Building a Wikipedia Text Corpus for Natural Language Processing

Wikipedia is a rich source of well-organized textual data, and a vast collection of knowledge. What we will do here is build a corpus from the set of English Wikipedia articles, which is freely and conveniently available online.

One of the first things required for natural language processing (NLP) tasks is a corpus. In linguistics and NLP, corpus (literally Latin for body) refers to a collection of texts. Such collections may be formed of a single language of texts, or can span multiple languages -- there are numerous reasons for which multilingual corpora (the plural of corpus) may be useful. Corpora may also consist of themed texts (historical, Biblical, etc.). Corpora are generally solely used for statistical linguistic analysis and hypothesis testing.

The good thing is that the internet is filled with text, and in many cases this text is collected and well oganized, even if it requires some finessing into a more usable, precisely-defined format. Wikipedia, in particular, is a rich source of well-organized textual data. It's also a vast collection of knowledge, and the unhampered mind can dream up all sorts of uses for just such a body of text.

What we will do here is build a corpus from the set of English Wikipedia articles, which is freely and conveniently available online.


Install gensim

In order to easily build a text corpus void of the Wikipedia article markup, we will use gensim, a topic modeling library for Python. Specifically, the gensim.corpora.wikicorpus.WikiCorpus class is made just for this task:

Construct a corpus from a Wikipedia (or other MediaWiki-based) database dump.

In order to properly progress through the following steps, you will need to have gensim installed. It's a simple enough process; using pip:

$ pip install gensim

Moving on...

Download the Wikipedia Dump File

A Wikipedia dump file is also required for this procedure, quite obviously. The latest such files can be found here.

A warning: the latest such English Wikipedia database dump file is ~14 GB in size, so downloading, storing, and processing said file is not exactly trivial.

The file I aquired and used for this task was enwiki-latest-pages-articles.xml.bz2. Go ahead and download it or another similar file to use in the next steps.

Make the Corpus

I wrote a simple Python script (with inspiration from here) to build the corpus by stripping all Wikipedia markup from the articles, using gensim. You can read up on the WikiCorpus class (mentioned above) here.

The code is pretty straightforward: the Wikipedia dump file is opened and read article by article using the get_texts() method of the WikiCorpus class, all of which are ultimately written to a single text file. Both the Wikipedia dump file and the resulting corpus file must be specified on the command line.

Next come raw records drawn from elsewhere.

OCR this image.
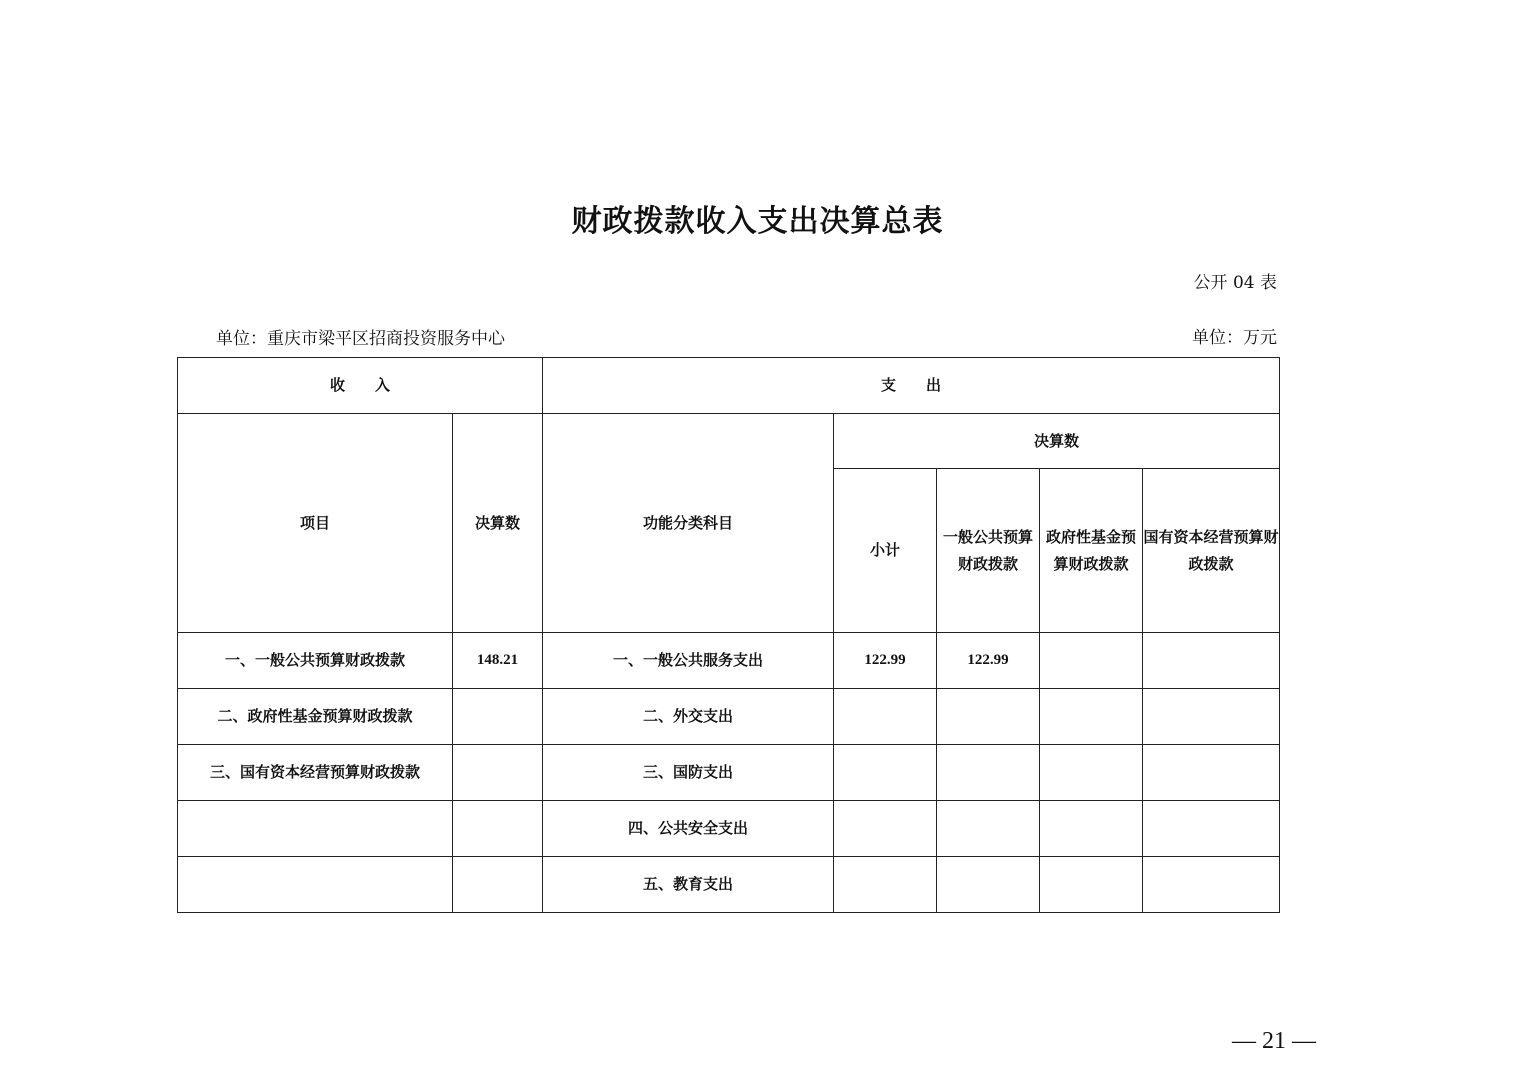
财政拨款收入支出决算总表
公开 04 表
单位：重庆市梁平区招商投资服务中心	单位：万元
收　　入		支　　出				
项目	决算数	功能分类科目	决算数			
			小计	一般公共预算财政拨款	政府性基金预算财政拨款	国有资本经营预算财政拨款
一、一般公共预算财政拨款	148.21	一、一般公共服务支出	122.99	122.99		
二、政府性基金预算财政拨款		二、外交支出				
三、国有资本经营预算财政拨款		三、国防支出				
		四、公共安全支出				
		五、教育支出				
— 21 —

$ python make_wiki_corpus enwiki-latest-pages-articles.xml.bz2 wiki_en.txt

Processed 10000 articles
Processed 20000 articles
Processed 30000 articles
Processed 40000 articles
Processed 50000 articles
Processed 60000 articles
Processed 70000 articles
Processed 80000 articles
Processed 90000 articles
Processed 100000 articles

After several hours, the above code leaves me with a corpus file named wiki_en.txt.

Check the Corpus

A second script then checks the corpus text file we just built.

Now, keep in mind that this large Wikipedia dump file then resulted in a very large corpus file. Given its enormous size, you may have dificulty reading the full file into memory at one time.

This script, then, starts by reading 50 lines -- which equates to 50 full articles -- from the text file and outputting them to the terminal, after which you can press a key to output another 50, or type 'STOP' to quit. If you do stop, the script then proceeds to load the entire file into memory. Which could be a problem for you. You can, however, verify the text by batches of lines, in order to satisfy your curiousity that something good happened as a result of running the first script.

If you are planning on working on such a large text file, you may need some workarounds for its large size in comparison to your machine's memory.

The corpus file must be specified at the command line to execute.

$ python wiki_en.txt

best loved patriotic songs harperresource external links mp and realaudio 
recordings available at the united states library of congress words sheet 
music midi file at the cyber hymnal america the beautiful park in colorado 
springs named for katharine lee bates words archival collection of america 
the beautiful lantern slides from the another free sheet music 

>>> Type 'STOP' to quit or hit Enter key for more <<<

And that's it. Some simple code to accomplish what gensim makes a simple task. Now that you are armed with an ample corpus, the natural language processing world is your oyster. Time for something fun.